Le jour de l’abattage, les blessures présentes sur les animaux ont été notées et remises sur un pourcentage du nombre de porcs observés. Pour être considéré comme une blessure, le porc devait avoir au moins 5 égratignures sur au moins un endroit sur le corps (oreilles, devant, milieu du corps, derrière, pattes). L’augmentation des pourcentages d’agressions 2 heures après le déchargement et le jour de l’abattage contribuerait à augmenter la présence de blessures sur les porcs (Tableau 3.11). Le lien entre les agressions et la présence de blessures sur l’animal est un lien bien établi et qui a été mis en évidence lors de la période d’attente à l’abattoir (Čobanović et al., 2017). En fait, les pourcentages d’agressions tendent à augmenter lorsque le temps d’attente à l’abattoir augmente et les risques de lésions tendent par le fait même à augmenter. La présence de lésions passerait de 10 à 18 % lorsque le temps d’attente à l’abattoir passe de 3 à 15 heures (Faucitano, 2018). Fraqueza et al. (1998) ont également observé une augmentation des lésions lorsque les porcs passaient 3 heures dans le parc avant l’abattage au lieu de 30 minutes, et expliquent ce résultat par le nombre d’agressions plus élevé lorsque les porcs passaient plus de temps dans le parc de rassemblement. Les résultats préalablement obtenus dans la littérature permettent donc d’appuyer ce qui a pu être observé concernant l’augmentation du pourcentage de blessures en fonction de l’augmentation du pourcentage d’agressions 2 h après le déchargement et le jour de l’abattage. Le pourcentage d’entassement dans les parcs lors du chargement contribuerait à augmenter le pourcentage de blessures sur les porcs le jour de l’abattage

(Tableau 3.11).
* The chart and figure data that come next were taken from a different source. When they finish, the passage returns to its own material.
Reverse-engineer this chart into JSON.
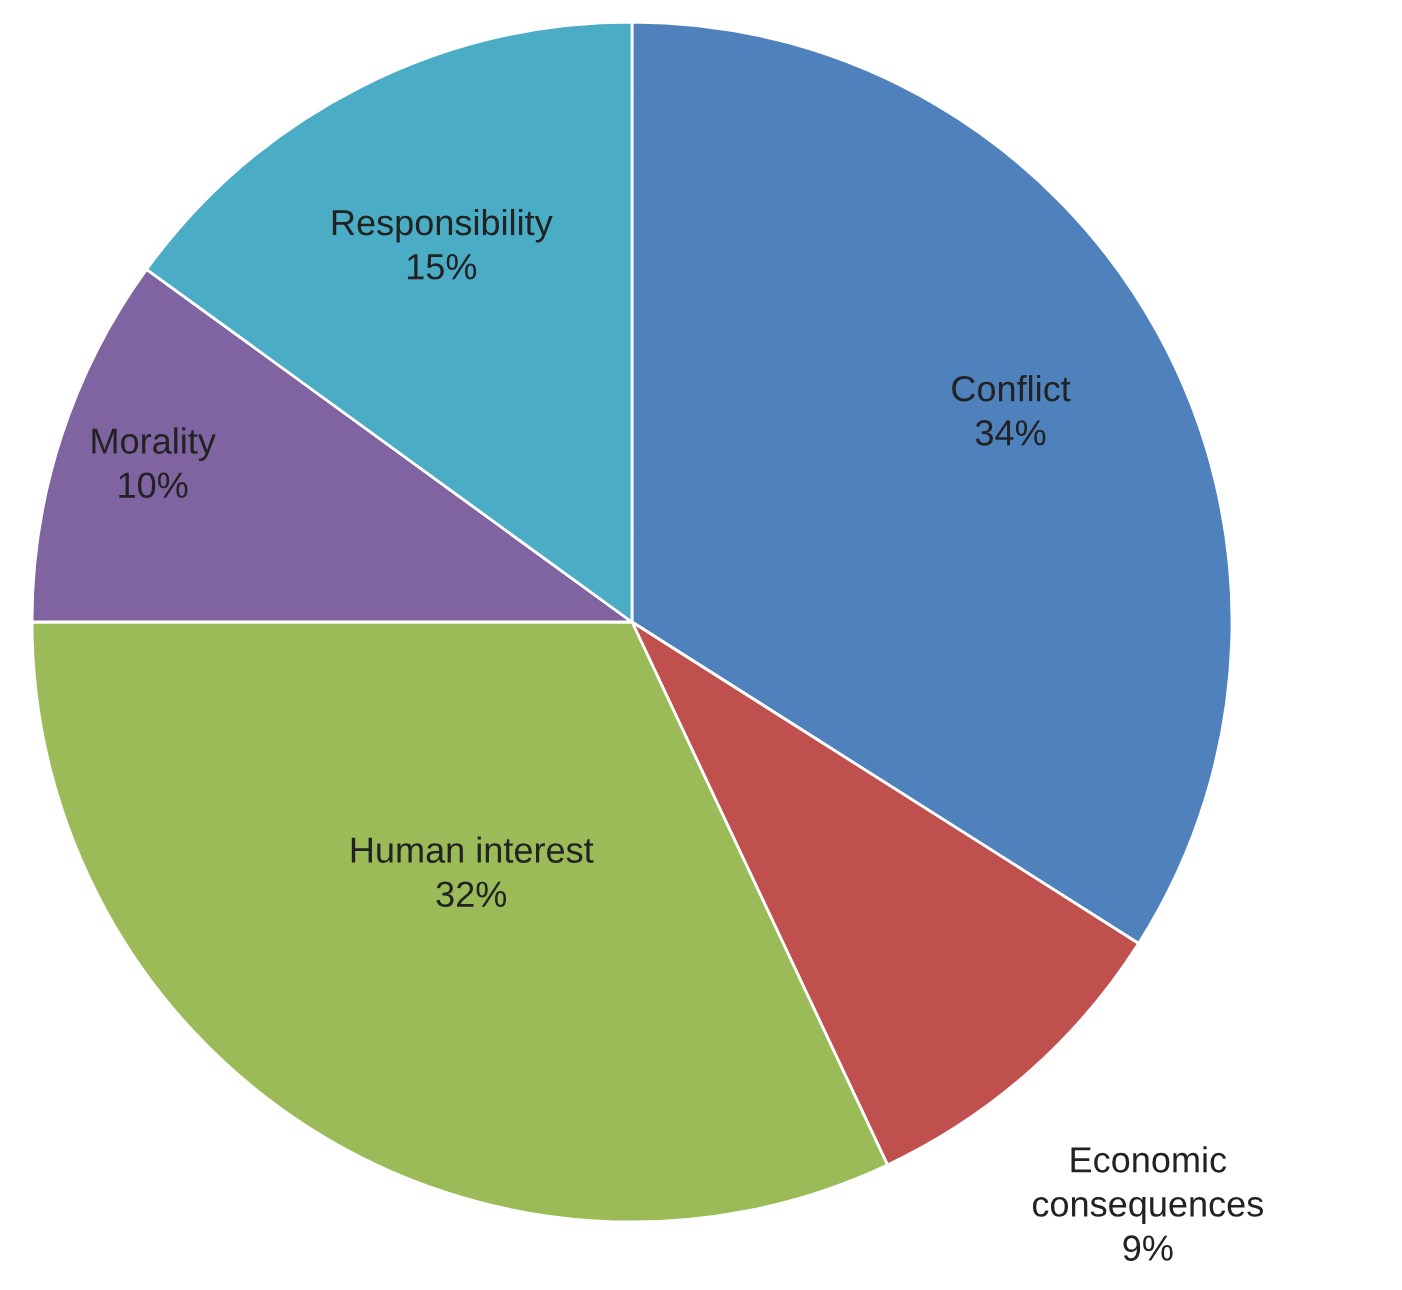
{
  "chart_data": {
    "type": "pie",
    "categories": [
      "Conflict",
      "Economic consequences",
      "Human interest",
      "Morality",
      "Responsibility"
    ],
    "values": [
      34,
      9,
      32,
      10,
      15
    ],
    "value_labels": [
      "34%",
      "9%",
      "32%",
      "10%",
      "15%"
    ],
    "colors": [
      "#4f81bd",
      "#c0504d",
      "#9bbb59",
      "#8064a2",
      "#4bacc6"
    ]
  }
}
En effet, les porcs qui s’entassent peuvent, dans un moment de panique, se mettre à grimper les uns sur les autres, causant des blessures sur les porcs qui seront observées le jour de l’abattage.

Tableau 3.11 Facteurs affectant la présence de blessures le jour de l’abattage

Facteur Coefficient ou

moyenne

Écart-type P-Value

Variables quantitatives

% porcs agressifs 2 h 1,676 0,673 0,021

% porcs agressifs abattage 1,667 0,502 0,003

% porcs s’entassent parcs au chargement 0,536 0,255 0,048 Variables qualitatives, % porcs avec blessures

Saison 0,013

Automne 15,2a 1,9

Été 19,2ab 3,3

Hiver 13,4a 2,1

Printemps 26,9b 3,3

Les lettres a et b représentent des différences significatives entre les résultats (p < 0,05) R2 = 76,24% et R2 ajusté = 66,05%

Pour ce qui est des saisons, on observerait plus de blessures au printemps comparativement à l’hiver et l’automne. Ce qui a été observé précédemment dans la littérature fait état du contraire, soit une augmentation de la présence de blessures en hiver. Ces résultats ont été expliqués par le fait que la présence de blessures était principalement liée au transport et que les porcs l’hiver avaient tendance à moins se coucher pendant le transport pour éviter de toucher aux parois et au sol froids du camion. Aucune différence n’avait été notée entre les saisons pour ce qui est du comportement et du pourcentage d’agressions durant la période d’attente (Scheeren et al., 2014). Par contre, dans la présente étude, nous avons constaté une différence par rapport aux saisons pour ce qui est des agressions le jour de l’abattage, où il y a eu significativement moins d’agressions en hiver et significativement plus d’agressions en été. Comme les agressions 2 heures après le déchargement et le jour de l’abattage contribuent à augmenter le pourcentage de blessures, il est logique d’observer une diminution des blessures en hiver, puisque les comportements agressifs en hiver étaient beaucoup moins présents en général tout au long du processus.